Bugüne kadar öğrendiğiniz her şeyi bir kenara bırakın!
Çünkü 'Mahabharata' sizlere, başka bir insanlık öyküsü anlatacak...
“Bu günümüz, dünün düşünceleridir; şimdiki düşüncelerimiz yarınımızı inşa edecektir; yaşamımızı düşüncelerimiz yaratır.” Dhammapada (Gerçeğe giden yol)
Mahabharata nedir?
Hindistan’ın ulusal destanı Mahabharata “İnsanlığın Öyküsü” anlamına gelir. Destanda; uzak geçmişte kaybolan bir uygarlık ve çok büyük bir savaş anlatılır. Savaş, ilk bakışta klanlar arası basit bir çatışma gibi görünse de, aslında tüm gezegenin egemenliği yolunda bir kavgadır. Ve sonunda öyle bir savaş başlar ki; tüm evren yok olma tehlikesiyle karşı karşıya kalır. Kullanılan silahların bazıları (ok, balta, kılıç, mızrak gibi) dünyasal, bazıları ise (ışınlar, atomik silahlar, uçan araçlar gibi) tanrısaldır.
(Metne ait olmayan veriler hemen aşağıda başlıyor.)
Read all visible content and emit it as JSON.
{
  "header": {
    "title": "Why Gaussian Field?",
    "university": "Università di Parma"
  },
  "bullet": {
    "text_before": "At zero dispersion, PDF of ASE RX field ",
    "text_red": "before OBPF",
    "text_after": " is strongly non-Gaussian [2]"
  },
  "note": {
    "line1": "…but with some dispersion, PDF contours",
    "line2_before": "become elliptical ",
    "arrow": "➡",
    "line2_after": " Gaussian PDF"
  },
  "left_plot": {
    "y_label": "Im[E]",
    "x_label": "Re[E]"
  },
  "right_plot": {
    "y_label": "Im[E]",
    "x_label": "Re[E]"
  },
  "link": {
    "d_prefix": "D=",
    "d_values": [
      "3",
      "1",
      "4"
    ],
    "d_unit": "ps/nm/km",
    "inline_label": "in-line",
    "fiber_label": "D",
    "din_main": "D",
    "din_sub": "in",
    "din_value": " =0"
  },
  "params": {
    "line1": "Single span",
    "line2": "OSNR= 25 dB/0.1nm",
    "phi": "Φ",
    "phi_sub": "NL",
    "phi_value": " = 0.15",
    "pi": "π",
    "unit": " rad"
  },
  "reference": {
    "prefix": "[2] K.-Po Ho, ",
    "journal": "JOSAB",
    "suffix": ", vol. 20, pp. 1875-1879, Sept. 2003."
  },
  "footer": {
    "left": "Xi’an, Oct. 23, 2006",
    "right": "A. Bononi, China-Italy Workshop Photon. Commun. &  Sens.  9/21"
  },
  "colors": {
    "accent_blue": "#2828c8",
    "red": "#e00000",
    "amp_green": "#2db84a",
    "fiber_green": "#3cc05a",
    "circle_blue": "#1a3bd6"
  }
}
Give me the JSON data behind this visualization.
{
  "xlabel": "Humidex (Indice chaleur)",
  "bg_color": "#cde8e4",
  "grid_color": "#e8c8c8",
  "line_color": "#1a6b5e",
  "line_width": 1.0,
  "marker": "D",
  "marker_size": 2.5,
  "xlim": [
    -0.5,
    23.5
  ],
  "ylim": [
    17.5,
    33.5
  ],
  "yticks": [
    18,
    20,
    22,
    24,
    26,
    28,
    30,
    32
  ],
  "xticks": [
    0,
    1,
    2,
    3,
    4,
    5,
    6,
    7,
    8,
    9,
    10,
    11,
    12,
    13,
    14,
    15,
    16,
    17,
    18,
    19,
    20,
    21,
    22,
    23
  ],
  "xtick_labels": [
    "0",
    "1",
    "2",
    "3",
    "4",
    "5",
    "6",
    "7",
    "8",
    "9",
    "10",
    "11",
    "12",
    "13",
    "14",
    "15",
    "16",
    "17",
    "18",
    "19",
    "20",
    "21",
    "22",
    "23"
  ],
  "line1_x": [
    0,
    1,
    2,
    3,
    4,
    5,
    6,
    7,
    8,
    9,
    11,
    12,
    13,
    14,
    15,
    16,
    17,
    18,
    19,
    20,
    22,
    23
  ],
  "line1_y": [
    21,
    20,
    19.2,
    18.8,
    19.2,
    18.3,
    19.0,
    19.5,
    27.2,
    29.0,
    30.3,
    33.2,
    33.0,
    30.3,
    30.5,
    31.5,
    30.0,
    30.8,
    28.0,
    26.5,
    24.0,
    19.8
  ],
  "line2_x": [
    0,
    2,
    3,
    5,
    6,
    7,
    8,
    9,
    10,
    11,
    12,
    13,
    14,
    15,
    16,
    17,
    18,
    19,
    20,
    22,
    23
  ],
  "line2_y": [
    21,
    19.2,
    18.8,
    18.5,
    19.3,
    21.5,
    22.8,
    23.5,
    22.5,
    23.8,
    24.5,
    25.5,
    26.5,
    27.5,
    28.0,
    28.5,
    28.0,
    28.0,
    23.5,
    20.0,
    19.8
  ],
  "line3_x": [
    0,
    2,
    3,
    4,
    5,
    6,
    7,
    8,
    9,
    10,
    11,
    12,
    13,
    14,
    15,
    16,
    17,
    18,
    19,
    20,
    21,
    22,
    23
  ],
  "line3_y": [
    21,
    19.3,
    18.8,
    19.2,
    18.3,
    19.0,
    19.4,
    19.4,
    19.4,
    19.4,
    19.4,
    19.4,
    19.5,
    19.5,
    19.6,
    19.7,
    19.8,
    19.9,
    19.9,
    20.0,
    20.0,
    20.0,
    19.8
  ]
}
Mahabharata zeki canlılar arasında çıkan bir anlaşmazlığın, savaşa dönüşmesini ve o savaşta günümüz teknolojisinin çok ötesinde silahların kullanılmasını anlatır.
Hindistan´ın ulusal destanı Mahabharata, aslında bir şiirdir. Sözcük sayısı “Mesnevi”den çok daha ötededir ama büyük olasılıkla tek bir kişi tarafından yazılmamıştır. Sankritçe yazılmış olan Mahabharata şimdiye kadar yazılan en uzun şiirdir, “stanza” denen 100 bin kıtadan oluşur. Yani İncil´in 16 misli, Ansiklopedi Britannica´nın da tamamı kadardır.
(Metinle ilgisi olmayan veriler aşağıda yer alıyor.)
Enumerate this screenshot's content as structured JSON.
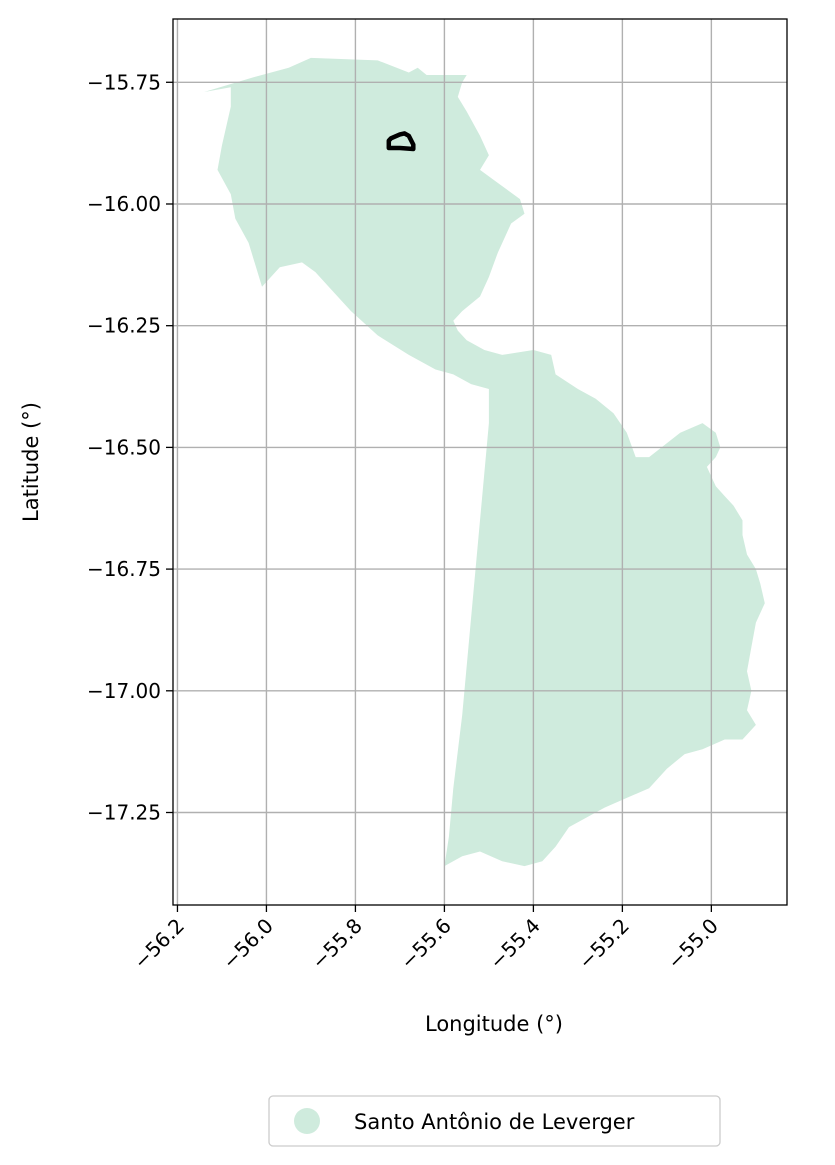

Bazılarına göre MÖ 3.-5. Yüzyıl aralarında yazılmıştır, bazılarına göre MS. 4. Yüzyıl´da derlenmiş, bazılarına göre ise çok daha eskilerde 19-20.000 yıl evvel yazılmıştır. Hintliler'e göre Mahabharata´da olmayan bir şey, zaten hiç olmamıştır.
Batı dünyası bu inanılmaz dev destanı ancak, 18. Yüzyıl´dan sonra tanımıştır; o da destanın sadece küçük bir bölümü olan 1785´de Londra´da Charles Wilkins çevirisiyle yayınlanan “Bhagavad-Gita” dır.
19. Yüzyıl´da doğu bilimci Hippolyte Fauche, 200 kişilik bir ekiple tüm destanı Fransızca´ya çevirmeye başlar ama ömrü yetmez. Nihayetinde, eksiksiz İngilizce çeviri; ancak 20. Yüzyıl´ın başında ve yine Hintliler tarafından Bombay´da gerçekleştirilir.
Dünyalılar, Uzaylılarla mı Savaştı?
Bir bakışa göre, Mahabharata en eski bilim kurgu örneğidir. Zeki canlılar arasında çıkan bir anlaşmazlığın, savaşa dönüşmesini ve o savaşta günümüz teknolojisinin çok ötesinde silahların kullanılmasını anlatır.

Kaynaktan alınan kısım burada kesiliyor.